OMAHA, Neb. — As the holiday season begins to rev up, so do millions of toy train sets circling just as many Christmas trees. Whether they’re cherished hand-me-downs or just-opened gifts, the miniature trains take make-believe freight and passengers for rides extending as far as their engineers’ imaginations.
As the "engineer" on your toy railroad, have you ever wondered what it would be like sitting in the cab of a 200-ton real-life locomotive? What it would be like to push the throttle forward and hear the powerful engine strain to pull a hundred rail cars down the track? Have you ever wondered how that locomotive works?
Toy trains and modern locomotives both need electricity to operate.

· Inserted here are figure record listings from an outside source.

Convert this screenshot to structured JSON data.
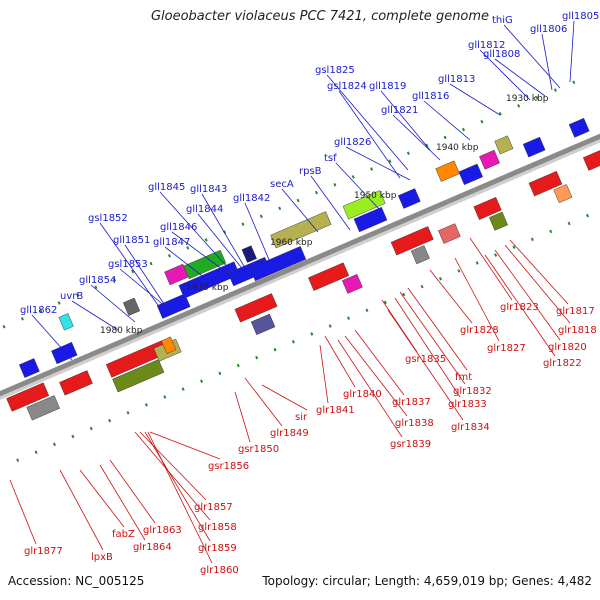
{
  "title": "Gloeobacter violaceus PCC 7421, complete genome",
  "accession_text": "Accession: NC_005125",
  "summary_text": "Topology: circular; Length: 4,659,019 bp; Genes: 4,482",
  "colors": {
    "forward_label": "#1a1acc",
    "reverse_label": "#cc1111",
    "backbone": "#8a8a8a",
    "tick": "#2a8a2a"
  },
  "scale_ticks": [
    "1930 kbp",
    "1940 kbp",
    "1950 kbp",
    "1960 kbp",
    "1970 kbp",
    "1980 kbp"
  ],
  "forward_genes": [
    "gll1805",
    "thiG",
    "gll1806",
    "gll1812",
    "gll1808",
    "gsl1825",
    "gll1813",
    "gsl1824",
    "gll1819",
    "gll1816",
    "gll1821",
    "gll1826",
    "tsf",
    "rpsB",
    "secA",
    "gll1845",
    "gll1843",
    "gll1844",
    "gll1842",
    "gsl1852",
    "gll1846",
    "gll1851",
    "gll1847",
    "gsl1853",
    "gll1854",
    "uvrB",
    "gll1862"
  ],
  "reverse_genes": [
    "glr1823",
    "glr1817",
    "glr1828",
    "glr1818",
    "glr1827",
    "glr1820",
    "glr1822",
    "gsr1835",
    "fmt",
    "glr1832",
    "glr1840",
    "glr1833",
    "glr1837",
    "glr1841",
    "glr1834",
    "glr1838",
    "sir",
    "glr1849",
    "gsr1839",
    "gsr1850",
    "gsr1856",
    "glr1857",
    "glr1858",
    "glr1863",
    "fabZ",
    "glr1864",
    "glr1859",
    "glr1877",
    "lpxB",
    "glr1860"
  ]
}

For a toy train, it is as simple as plugging a transformer into an electric outlet and moving the "throttle" to supply electricity to the motor.
Powering a diesel-electric locomotive motor is a bit more complicated. Behind the engineer’s cab is a 16-cylinder engine, as big as a mini-van, which burns diesel fuel. The locomotive engine produces up to 6,000 horsepower, enough to pull up to 6,000 tons of freight.
A shaft connects the engine to an electric generator, the size of a compact car. When the engine is running, the shaft turns the inner workings of the generator, creating electricity. The electricity moves through wires to electric motors driving the locomotive’s axles and wheels.
Smaller locomotives that switch rail cars from one track to another in rail yards have four electric motors, while larger, high-speed locomotives used to pull freight trains from one city to the next have six.
Like the transformer connected to the track on a toy train set, the engineer’s throttle has positions — eight of them, with the last being "wide open," or top speed. Each position runs the diesel engine faster, which turns the electric generator more quickly and provides additional electricity to the motors. The more electricity fed to the motors, the faster the locomotive goes.
Also like a toy train transformer, a lever, or switch, determines the locomotive’s direction. Located in the engineer’s cab, the lever’s three positions are forward, neutral and reverse.
Union Pacific Railroad’s fleet of 7,800 locomotives, daily moves thousands of freight cars in rail yards and more than 2,500 trains across the company’s 33,000-mile rail network. Just a couple of locomotives can pull more than 100 rail cars, filled with clothing, computers, lumber for homes, parts for automobiles and grain for bread.
Union Pacific has ordered 315 diesel-electric locomotives for 2005 delivery that are designed to significantly decrease air emissions and meet tougher emission standards. Currently, about 35 percent of UP’s fleet is certified under existing regulations which govern air emissions. That gives Union Pacific the most environmentally friendly locomotive fleet in the nation.
So, whether it is several 200-ton locomotives pulling thousands of tons of consumer goods or a toy train locomotive pulling several toy railcars under a Christmas tree — the locomotives are powered by electricity feeding electric motors.